# Tangram for Elixir

- [Watch the Video](
- [Read the Docs](

The Tangram Elixir package makes it easy to make predictions with your Tangram machine learning model from Elixir.

## Usage

Add the `tangram` package to your `mix.exs`.

model = Tangram.load_model_from_path("heart_disease.tangram")

input = %{
  :age => 63.0,
  :gender => "male",
  # ...

output = Tangram.predict(model, input)

For more information, [read the docs](

## Platform Support

Tangram for Elixir is currently supported on Linux, macOS, and Windows with AMD64 CPUs. Are you interested in another platform? [Open an issue]( or send us an email at [](

## Examples

The source for this package contains two examples, `examples/basic.exs` and `examples/advanced.exs`.

### Basic

The basic example demonstrates loading a model from a `.tangram` file and making a prediction.

To run the example:

$ mix run examples/basic.exs

### Advanced

The advanced example demonstrates logging predictions and true values to the Tangram app. Before running the example, run `tangram app` to start the app running locally, open `http://localhost:8080` in your browser, and upload the file `examples/heart_disease.tangram` to it.

To run the example:

$ TANGRAM_URL=http://localhost:8080 mix run examples/advanced.exs

Now if you refresh the production stats or production metrics tabs for the model you uploaded, you should see predictions and true values.

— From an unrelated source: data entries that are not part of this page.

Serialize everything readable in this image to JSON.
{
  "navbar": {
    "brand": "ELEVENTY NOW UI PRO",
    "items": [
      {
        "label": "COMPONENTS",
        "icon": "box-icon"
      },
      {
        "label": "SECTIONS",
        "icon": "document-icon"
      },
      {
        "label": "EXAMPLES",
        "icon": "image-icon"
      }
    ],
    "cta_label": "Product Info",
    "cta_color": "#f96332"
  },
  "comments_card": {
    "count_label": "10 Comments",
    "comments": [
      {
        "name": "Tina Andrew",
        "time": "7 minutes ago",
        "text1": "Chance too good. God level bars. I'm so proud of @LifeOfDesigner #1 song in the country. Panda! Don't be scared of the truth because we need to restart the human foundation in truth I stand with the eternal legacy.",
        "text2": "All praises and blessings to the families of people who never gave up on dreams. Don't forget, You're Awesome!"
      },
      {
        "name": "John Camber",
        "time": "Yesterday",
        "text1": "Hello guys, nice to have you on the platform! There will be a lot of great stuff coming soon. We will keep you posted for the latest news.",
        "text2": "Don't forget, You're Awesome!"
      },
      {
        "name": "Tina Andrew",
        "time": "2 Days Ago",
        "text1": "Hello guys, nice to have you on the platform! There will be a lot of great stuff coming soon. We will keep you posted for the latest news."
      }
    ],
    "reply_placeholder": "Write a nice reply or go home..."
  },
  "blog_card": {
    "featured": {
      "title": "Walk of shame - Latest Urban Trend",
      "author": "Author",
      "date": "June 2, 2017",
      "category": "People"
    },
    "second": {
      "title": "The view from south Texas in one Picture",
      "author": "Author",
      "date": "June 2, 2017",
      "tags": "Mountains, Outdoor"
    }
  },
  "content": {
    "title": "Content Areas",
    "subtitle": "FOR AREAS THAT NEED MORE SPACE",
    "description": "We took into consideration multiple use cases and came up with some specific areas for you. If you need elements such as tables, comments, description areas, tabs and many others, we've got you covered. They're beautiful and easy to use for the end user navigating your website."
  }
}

For more information, [read the docs](

### Notes

- On Alpine Linux, Tangram for Elixir requires the `libgcc` library to be installed. It is not installed by default in the Alpine Linux docker image, but will very likely be a dependency of software you are already using. If not, you can run `apk add libgcc` to install it. We have opened [this issue]( with Rust to hopefully eliminate this requirement in the future.